View source: R/collection_helpers.R
compute_collection_table | R Documentation |
Get collection table normalized in wide format
compute_collection_table(
path,
lib_sizes,
df,
metadata_field,
normalization,
kmer,
metadata,
min_count = 0,
format = "wide",
value.var = "logscore",
as_list = FALSE,
subset = NULL,
group_on_tx_tpm = NULL,
split_by_frame = FALSE,
ratio_interval = NULL
)
path |
the path to gene counts |
lib_sizes |
named integer vector, default NULL. If given will do a pre tpm normalization for full library sizes |
df |
the ORFik experiment to load the precomputed collection from.
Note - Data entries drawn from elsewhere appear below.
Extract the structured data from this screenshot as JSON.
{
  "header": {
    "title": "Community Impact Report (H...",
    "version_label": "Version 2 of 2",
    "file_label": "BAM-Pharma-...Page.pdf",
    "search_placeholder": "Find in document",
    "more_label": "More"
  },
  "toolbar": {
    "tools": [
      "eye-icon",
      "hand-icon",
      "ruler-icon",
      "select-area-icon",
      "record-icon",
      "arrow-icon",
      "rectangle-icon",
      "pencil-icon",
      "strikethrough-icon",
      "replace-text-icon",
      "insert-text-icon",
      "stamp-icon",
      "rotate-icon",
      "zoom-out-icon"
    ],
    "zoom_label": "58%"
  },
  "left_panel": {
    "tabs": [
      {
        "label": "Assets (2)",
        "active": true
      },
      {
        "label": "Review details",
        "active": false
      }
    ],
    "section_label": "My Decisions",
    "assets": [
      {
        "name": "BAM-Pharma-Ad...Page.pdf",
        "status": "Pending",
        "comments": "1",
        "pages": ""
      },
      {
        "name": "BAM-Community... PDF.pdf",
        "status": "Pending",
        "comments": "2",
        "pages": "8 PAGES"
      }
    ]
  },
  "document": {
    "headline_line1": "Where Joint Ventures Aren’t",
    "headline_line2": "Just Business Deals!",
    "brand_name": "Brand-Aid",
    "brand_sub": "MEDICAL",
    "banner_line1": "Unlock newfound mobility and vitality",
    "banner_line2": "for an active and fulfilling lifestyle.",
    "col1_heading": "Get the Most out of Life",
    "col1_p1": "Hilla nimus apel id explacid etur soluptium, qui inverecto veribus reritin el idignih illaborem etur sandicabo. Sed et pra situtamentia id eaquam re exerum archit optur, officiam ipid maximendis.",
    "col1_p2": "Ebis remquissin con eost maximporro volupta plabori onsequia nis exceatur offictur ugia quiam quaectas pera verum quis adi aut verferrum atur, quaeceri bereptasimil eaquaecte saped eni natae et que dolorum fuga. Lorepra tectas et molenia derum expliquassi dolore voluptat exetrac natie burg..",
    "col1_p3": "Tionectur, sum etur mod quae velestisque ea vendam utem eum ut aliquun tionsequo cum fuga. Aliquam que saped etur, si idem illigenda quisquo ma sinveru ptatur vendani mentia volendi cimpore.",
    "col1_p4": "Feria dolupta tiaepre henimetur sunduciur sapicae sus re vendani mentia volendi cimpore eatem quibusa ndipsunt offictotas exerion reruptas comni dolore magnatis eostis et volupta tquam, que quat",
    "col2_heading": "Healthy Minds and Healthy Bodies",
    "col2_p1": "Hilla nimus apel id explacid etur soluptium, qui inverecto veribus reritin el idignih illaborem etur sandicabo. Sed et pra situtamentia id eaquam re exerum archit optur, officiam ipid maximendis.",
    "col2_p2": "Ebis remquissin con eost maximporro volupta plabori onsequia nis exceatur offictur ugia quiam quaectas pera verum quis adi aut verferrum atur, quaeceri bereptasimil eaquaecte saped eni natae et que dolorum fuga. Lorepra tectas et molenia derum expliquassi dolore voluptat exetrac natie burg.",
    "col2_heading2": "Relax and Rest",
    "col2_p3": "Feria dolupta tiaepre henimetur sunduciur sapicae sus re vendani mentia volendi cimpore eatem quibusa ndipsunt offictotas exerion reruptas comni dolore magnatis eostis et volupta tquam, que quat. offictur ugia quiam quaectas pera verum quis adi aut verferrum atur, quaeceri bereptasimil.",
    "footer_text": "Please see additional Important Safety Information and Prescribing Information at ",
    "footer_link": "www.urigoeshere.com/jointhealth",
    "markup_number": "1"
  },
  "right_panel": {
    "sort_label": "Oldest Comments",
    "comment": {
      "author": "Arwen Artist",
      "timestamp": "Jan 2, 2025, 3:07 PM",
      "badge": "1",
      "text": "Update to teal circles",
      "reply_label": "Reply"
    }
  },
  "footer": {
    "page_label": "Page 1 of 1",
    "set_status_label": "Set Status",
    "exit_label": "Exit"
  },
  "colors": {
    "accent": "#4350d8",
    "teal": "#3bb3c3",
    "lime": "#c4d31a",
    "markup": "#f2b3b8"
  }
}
It must also have defined runIDs() for all samples. |
metadata_field |
the column name in metadata, to select to group on. |
normalization |
a character string, which mode, for options see RiboCrypt:::normalizations |
kmer |
integer, default 1L (off), if > 1 will smooth out signal with sliding window size kmer. |
metadata |
a data.table of metadata, must contain the Run column to select libraries. |
min_count |
integer, default 0. Minimum counts of coverage over transcript to be included. |
format |
character, default "wide", alternative "long". The format of the table output. |
value.var |
which column to use as scores, default "logscore" |
as_list |
logical, default FALSE. Return as list of size 2, count data.table and metadata data.table Set to TRUE if you need metadata subset (needed if you subset the table, to get correct matching) |
split_by_frame |
logical, default FALSE For kmer sliding window, should it split by frame |
a data.table in long or wide (default) format, if as list, it is a list of size 2 (see argument as_list)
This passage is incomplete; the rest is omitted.